Good People, a New Play About Chance, Decisions and Fate

A short note on Good People, the title of a new play at the Manhattan Theatre Club starring Frances McDormand

It’s a simple story, at some level, about a middle-aged woman from south Boston who loses her job. She has a disabled, adult daughter who needs caregiving, and she needs money. She contacts some old friends, and scours the neighborhood for a job. She encounters a once-boyfriend, just for a summer at the end of her childhood, who’s become a doctor with a fancy office and a fancy house and a beautiful wife.

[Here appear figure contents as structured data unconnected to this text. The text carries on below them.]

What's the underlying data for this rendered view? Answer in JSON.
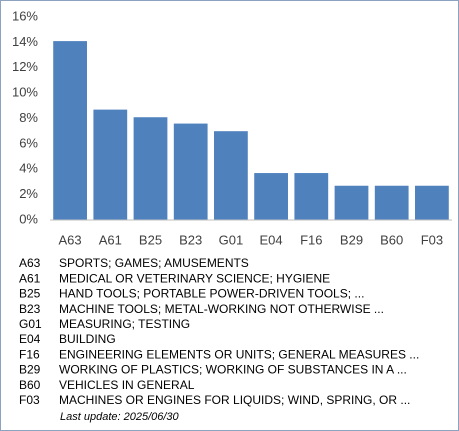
{
  "chart_data": {
    "type": "bar",
    "categories": [
      "A63",
      "A61",
      "B25",
      "B23",
      "G01",
      "E04",
      "F16",
      "B29",
      "B60",
      "F03"
    ],
    "values": [
      14.1,
      8.7,
      8.1,
      7.6,
      7.0,
      3.7,
      3.7,
      2.7,
      2.7,
      2.7
    ],
    "color": "#4f81bd",
    "ylim": [
      0,
      16
    ],
    "yticks": [
      {
        "value": 0,
        "label": "0%"
      },
      {
        "value": 2,
        "label": "2%"
      },
      {
        "value": 4,
        "label": "4%"
      },
      {
        "value": 6,
        "label": "6%"
      },
      {
        "value": 8,
        "label": "8%"
      },
      {
        "value": 10,
        "label": "10%"
      },
      {
        "value": 12,
        "label": "12%"
      },
      {
        "value": 14,
        "label": "14%"
      },
      {
        "value": 16,
        "label": "16%"
      }
    ],
    "grid": false,
    "category_descriptions": [
      "SPORTS; GAMES; AMUSEMENTS",
      "MEDICAL OR VETERINARY SCIENCE; HYGIENE",
      "HAND TOOLS; PORTABLE POWER-DRIVEN TOOLS; ...",
      "MACHINE TOOLS; METAL-WORKING NOT OTHERWISE ...",
      "MEASURING; TESTING",
      "BUILDING",
      "ENGINEERING ELEMENTS OR UNITS; GENERAL MEASURES ...",
      "WORKING OF PLASTICS; WORKING OF SUBSTANCES IN A ...",
      "VEHICLES IN GENERAL",
      "MACHINES OR ENGINES FOR LIQUIDS; WIND, SPRING, OR ..."
    ],
    "footnote": "Last update:  2025/06/30"
  }
}
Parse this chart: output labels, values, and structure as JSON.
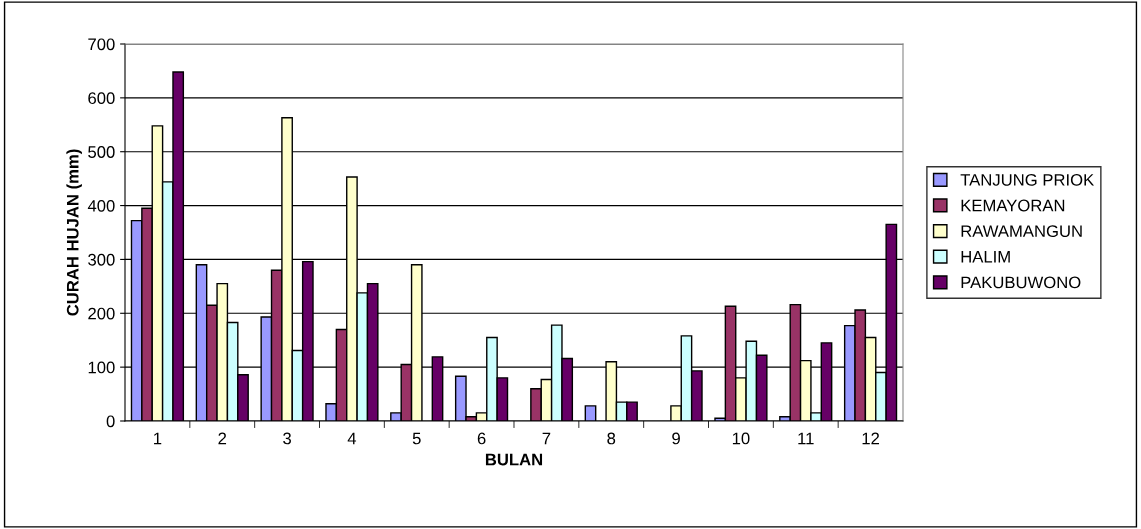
{
  "chart_data": {
    "type": "bar",
    "xlabel": "BULAN",
    "ylabel": "CURAH HUJAN (mm)",
    "categories": [
      "1",
      "2",
      "3",
      "4",
      "5",
      "6",
      "7",
      "8",
      "9",
      "10",
      "11",
      "12"
    ],
    "series": [
      {
        "name": "TANJUNG PRIOK",
        "color": "#9999ff",
        "values": [
          372,
          290,
          193,
          32,
          15,
          83,
          0,
          28,
          0,
          5,
          8,
          177
        ]
      },
      {
        "name": "KEMAYORAN",
        "color": "#993366",
        "values": [
          395,
          215,
          280,
          170,
          105,
          8,
          60,
          0,
          0,
          213,
          216,
          206
        ]
      },
      {
        "name": "RAWAMANGUN",
        "color": "#ffffcc",
        "values": [
          548,
          255,
          563,
          453,
          290,
          15,
          77,
          110,
          28,
          80,
          112,
          155
        ]
      },
      {
        "name": "HALIM",
        "color": "#ccffff",
        "values": [
          444,
          183,
          131,
          238,
          0,
          155,
          178,
          35,
          158,
          148,
          15,
          90
        ]
      },
      {
        "name": "PAKUBUWONO",
        "color": "#660066",
        "values": [
          648,
          86,
          296,
          255,
          119,
          80,
          116,
          35,
          93,
          122,
          145,
          365
        ]
      }
    ],
    "ylim": [
      0,
      700
    ],
    "yticks": [
      0,
      100,
      200,
      300,
      400,
      500,
      600,
      700
    ],
    "grid": "y",
    "legend": "right"
  }
}
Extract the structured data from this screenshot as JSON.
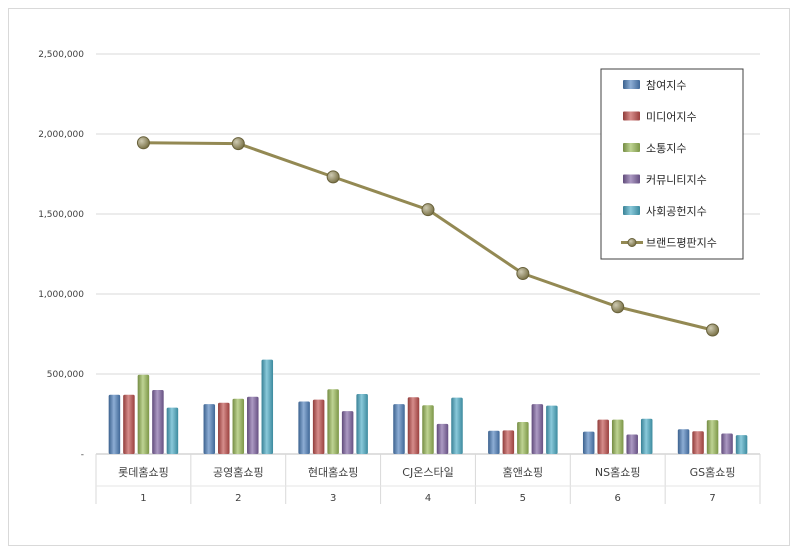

Frances McDorman, in a photo for the MTC

And she’s angry, angry because she’s never been able to leave her community despite, as she puts it, “being nice.” She put her daughter’s needs first and helped others when she could – or so she says, but she was too often late for work at one job and the next, because she was waiting for the daughter’s sitter, or because she couldn’t pay the bill on her car, or for some reason or other unfortunate event, as she sees it, that isn’t quite her fault.

The play’s well-executed, with firm acting and revealing details – like the wallpaper and mismatched furnishings  in the woman’s kitchen, and the spotty sportswear the women don when they go out to be sociable. Some scenes take place in a church, where the characters chat as they play “BINGO,” waiting and hoping for a lucky break.

It’s about fate, and responsibility, and assumptions people sometimes make. And it’s closing this Sunday.